Friday, August 24, 2007

Of the zillions of words that will be written about M.I.A.'s new Kala (which is precisely as good as everyone is saying it is), these are probably the best. Rich is so fucking awesome.

Thursday, August 16, 2007

Hey, guys? Thanks for the add.

Jackie Harvey lives.
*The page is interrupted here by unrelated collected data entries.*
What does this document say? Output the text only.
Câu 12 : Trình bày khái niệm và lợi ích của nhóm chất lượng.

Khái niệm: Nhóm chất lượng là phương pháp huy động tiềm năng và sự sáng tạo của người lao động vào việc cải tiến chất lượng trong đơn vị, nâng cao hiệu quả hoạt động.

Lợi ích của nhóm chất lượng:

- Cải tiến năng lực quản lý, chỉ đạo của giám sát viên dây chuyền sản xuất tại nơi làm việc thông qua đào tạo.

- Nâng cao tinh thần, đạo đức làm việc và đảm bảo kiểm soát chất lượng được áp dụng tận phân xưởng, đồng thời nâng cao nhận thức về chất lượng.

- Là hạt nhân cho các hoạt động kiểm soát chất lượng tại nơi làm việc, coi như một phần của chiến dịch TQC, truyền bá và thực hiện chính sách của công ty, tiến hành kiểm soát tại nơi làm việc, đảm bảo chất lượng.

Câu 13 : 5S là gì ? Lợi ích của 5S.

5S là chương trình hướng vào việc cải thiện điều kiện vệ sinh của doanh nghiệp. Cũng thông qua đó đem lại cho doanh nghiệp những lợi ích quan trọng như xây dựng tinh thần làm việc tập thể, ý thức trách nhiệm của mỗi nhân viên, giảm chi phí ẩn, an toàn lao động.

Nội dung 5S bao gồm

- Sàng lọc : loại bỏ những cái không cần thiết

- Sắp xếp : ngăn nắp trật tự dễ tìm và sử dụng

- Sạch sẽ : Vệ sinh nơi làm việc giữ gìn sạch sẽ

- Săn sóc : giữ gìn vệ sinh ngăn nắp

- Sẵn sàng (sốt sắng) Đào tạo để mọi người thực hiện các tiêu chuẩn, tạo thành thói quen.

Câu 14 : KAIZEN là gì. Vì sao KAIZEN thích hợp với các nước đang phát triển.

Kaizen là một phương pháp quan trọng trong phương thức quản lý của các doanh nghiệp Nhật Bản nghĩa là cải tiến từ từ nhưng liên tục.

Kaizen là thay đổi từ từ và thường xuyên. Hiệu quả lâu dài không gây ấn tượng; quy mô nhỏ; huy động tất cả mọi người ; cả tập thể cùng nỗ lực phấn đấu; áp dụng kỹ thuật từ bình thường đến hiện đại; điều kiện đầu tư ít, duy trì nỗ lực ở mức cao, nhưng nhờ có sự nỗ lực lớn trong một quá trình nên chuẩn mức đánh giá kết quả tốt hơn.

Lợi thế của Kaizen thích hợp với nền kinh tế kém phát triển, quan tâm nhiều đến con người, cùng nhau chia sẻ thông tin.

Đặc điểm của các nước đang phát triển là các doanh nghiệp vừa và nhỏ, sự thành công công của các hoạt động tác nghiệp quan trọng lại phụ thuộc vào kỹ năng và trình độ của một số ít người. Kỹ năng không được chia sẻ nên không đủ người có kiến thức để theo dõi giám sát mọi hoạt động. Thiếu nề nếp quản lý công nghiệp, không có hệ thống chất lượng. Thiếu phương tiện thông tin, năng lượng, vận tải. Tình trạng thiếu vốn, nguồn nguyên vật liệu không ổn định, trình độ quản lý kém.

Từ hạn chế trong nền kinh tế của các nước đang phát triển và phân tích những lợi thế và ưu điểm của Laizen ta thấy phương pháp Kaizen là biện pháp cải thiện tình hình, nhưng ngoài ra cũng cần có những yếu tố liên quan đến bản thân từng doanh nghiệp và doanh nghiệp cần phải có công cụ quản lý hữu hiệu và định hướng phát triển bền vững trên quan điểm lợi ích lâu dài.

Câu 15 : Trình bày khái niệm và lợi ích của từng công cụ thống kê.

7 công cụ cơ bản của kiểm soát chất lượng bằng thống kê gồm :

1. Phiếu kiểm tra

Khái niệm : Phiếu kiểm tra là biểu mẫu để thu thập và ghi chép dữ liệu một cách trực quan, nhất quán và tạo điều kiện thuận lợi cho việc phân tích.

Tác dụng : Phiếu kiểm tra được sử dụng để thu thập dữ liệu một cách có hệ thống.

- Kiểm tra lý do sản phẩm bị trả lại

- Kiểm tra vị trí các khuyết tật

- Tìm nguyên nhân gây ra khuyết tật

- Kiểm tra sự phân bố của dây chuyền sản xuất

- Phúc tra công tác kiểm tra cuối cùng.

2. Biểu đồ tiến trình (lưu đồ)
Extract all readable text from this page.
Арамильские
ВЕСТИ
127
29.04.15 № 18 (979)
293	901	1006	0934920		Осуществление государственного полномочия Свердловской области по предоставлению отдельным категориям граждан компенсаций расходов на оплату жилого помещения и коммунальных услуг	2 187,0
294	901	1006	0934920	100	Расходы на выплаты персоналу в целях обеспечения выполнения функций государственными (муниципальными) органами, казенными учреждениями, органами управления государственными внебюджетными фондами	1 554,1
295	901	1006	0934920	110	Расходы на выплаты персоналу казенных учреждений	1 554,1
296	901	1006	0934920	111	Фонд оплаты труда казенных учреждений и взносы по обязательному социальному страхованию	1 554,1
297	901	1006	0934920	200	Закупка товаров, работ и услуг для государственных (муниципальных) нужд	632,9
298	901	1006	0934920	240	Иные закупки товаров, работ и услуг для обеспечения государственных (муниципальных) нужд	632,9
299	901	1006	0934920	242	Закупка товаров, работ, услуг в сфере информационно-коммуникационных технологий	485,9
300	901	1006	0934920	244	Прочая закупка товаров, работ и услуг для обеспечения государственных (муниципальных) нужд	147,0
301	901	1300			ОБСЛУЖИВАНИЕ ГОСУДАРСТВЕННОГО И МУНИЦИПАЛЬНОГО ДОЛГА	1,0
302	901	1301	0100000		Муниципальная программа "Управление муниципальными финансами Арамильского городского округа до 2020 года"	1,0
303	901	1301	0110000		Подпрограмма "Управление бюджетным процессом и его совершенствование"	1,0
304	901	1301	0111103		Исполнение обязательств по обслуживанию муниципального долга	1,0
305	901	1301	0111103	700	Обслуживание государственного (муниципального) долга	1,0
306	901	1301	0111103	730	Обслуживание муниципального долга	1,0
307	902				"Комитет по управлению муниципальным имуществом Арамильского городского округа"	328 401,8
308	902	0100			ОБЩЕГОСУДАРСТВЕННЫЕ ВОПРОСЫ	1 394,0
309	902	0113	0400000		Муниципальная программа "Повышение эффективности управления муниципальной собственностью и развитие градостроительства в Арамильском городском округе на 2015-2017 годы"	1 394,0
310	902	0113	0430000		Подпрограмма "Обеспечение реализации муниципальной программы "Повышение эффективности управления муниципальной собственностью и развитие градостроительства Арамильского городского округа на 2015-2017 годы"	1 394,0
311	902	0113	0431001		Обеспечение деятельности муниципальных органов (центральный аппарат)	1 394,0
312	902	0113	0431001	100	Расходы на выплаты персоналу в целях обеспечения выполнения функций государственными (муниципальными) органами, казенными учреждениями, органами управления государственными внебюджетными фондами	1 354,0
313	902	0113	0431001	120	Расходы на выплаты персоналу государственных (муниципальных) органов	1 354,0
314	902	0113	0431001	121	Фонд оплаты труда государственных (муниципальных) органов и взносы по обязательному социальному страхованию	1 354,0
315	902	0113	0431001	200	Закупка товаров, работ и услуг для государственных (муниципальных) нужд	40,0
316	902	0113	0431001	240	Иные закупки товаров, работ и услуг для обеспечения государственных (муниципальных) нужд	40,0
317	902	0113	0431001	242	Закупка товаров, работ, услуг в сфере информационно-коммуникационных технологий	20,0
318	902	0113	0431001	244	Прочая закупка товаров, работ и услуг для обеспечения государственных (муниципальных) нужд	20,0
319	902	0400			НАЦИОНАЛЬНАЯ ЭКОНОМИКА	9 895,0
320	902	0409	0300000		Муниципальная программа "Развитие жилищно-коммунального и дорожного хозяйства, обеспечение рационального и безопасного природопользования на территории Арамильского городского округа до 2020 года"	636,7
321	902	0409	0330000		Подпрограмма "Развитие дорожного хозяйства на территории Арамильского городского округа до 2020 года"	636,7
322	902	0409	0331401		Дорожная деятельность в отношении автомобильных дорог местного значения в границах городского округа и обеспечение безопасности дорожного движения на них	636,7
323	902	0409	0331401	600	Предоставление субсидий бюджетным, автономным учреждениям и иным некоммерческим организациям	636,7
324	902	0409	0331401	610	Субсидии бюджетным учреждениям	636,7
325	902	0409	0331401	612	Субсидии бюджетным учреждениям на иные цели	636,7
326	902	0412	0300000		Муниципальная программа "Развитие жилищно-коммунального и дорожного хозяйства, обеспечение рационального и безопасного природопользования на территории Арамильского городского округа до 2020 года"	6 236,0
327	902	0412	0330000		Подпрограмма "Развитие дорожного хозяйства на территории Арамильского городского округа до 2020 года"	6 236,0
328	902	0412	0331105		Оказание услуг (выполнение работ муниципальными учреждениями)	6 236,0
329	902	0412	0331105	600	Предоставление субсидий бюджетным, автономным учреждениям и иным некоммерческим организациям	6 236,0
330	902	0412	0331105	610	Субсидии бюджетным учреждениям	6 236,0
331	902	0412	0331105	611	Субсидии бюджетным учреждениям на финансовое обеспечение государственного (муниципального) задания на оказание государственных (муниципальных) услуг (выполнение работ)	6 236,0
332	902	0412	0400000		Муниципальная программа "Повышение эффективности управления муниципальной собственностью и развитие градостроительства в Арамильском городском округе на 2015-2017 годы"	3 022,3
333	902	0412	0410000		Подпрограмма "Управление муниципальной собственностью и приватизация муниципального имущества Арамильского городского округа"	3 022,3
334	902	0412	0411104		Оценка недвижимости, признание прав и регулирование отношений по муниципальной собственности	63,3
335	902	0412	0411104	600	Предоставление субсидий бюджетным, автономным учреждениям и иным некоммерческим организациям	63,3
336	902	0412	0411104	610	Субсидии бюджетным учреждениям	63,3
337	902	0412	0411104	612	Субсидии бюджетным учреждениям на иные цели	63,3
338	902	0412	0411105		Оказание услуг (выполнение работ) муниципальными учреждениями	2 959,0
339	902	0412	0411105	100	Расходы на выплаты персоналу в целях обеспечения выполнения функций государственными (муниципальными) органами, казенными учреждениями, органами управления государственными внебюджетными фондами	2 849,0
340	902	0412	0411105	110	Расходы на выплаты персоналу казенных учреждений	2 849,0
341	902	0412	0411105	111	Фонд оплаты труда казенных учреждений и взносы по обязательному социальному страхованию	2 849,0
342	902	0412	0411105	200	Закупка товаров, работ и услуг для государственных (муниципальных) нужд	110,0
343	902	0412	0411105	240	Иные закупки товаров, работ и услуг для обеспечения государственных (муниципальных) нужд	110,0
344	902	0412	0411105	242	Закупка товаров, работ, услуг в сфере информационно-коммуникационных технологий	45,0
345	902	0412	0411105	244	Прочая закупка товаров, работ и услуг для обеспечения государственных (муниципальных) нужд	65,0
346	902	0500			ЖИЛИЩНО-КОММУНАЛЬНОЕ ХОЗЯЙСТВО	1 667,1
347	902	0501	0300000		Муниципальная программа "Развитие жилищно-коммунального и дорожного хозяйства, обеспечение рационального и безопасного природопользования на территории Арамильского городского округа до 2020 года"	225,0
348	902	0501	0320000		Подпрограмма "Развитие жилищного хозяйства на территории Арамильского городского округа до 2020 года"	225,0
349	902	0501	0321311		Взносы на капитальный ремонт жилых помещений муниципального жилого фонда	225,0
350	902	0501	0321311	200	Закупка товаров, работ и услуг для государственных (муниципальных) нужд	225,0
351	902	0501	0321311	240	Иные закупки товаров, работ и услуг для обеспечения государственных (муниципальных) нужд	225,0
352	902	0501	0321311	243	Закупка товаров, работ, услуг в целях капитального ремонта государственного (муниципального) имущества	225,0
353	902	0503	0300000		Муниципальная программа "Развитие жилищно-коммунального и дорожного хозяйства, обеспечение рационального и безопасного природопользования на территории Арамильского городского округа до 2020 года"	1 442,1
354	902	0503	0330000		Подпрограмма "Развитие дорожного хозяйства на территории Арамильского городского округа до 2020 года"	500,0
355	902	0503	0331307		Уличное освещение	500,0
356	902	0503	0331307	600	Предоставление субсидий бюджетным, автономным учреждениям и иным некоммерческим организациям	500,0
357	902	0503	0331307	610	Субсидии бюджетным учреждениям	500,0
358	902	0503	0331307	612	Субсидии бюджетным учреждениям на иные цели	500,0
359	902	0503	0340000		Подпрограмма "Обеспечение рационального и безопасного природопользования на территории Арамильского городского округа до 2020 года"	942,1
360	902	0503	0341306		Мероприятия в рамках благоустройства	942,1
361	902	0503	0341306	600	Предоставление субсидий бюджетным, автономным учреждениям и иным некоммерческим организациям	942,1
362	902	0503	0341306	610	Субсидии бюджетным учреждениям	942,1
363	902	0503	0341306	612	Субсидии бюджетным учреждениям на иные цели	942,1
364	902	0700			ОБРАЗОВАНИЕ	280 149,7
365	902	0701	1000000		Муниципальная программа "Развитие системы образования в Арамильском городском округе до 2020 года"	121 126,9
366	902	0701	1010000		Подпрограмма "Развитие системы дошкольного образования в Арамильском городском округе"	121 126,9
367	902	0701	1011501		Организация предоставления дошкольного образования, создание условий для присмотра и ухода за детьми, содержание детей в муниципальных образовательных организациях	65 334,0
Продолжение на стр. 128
The Wolk dis says it all: "Thinking?!?!? Who on earth wants to THINK when we can just shill shamelessly and get free shit sent to us? [begins singing, to the tune of "Soldier Boy"] Gravy train--don't knock down my graaavyyyy traaaaiiin . . . "

Monday, August 06, 2007

071017
• ASC & Mav, “Too Deep For Ya” (Covert Operations)
• Björk, “Earth Intruders” (Elektra)
• Caribou, “Melody Day” (Domino)
• Coltrane Motion, “I Guess the Kids Are OK” (Datawaslost)
• Disco Vibes Orchestra, “Cheeky Dub” (Mettle)
• Douglas Greed, “Ille und Soeren” (Freude am Tanzen)
• Fleetwood Mac, “You Make Lovin' Fun (Trailmix)” (Synergize)
• Junior Senior, “We R the Handclaps” (Rykodisc)
• Soren LaRue, “Desolution (D74 Ezri Dax Mix)” (Galaxy Traxx)
• The White Stripes, “You Don't Know What Love Is (You Just Do As You're Told)” (Third Man/Warner Bros.)

Wednesday, August 01, 2007

My friend Mark called with the news about an hour and a half after it happened. I'm relieved my family and friends are OK, but this is absolutely horrifying. My thoughts are with everyone in my hometown right now.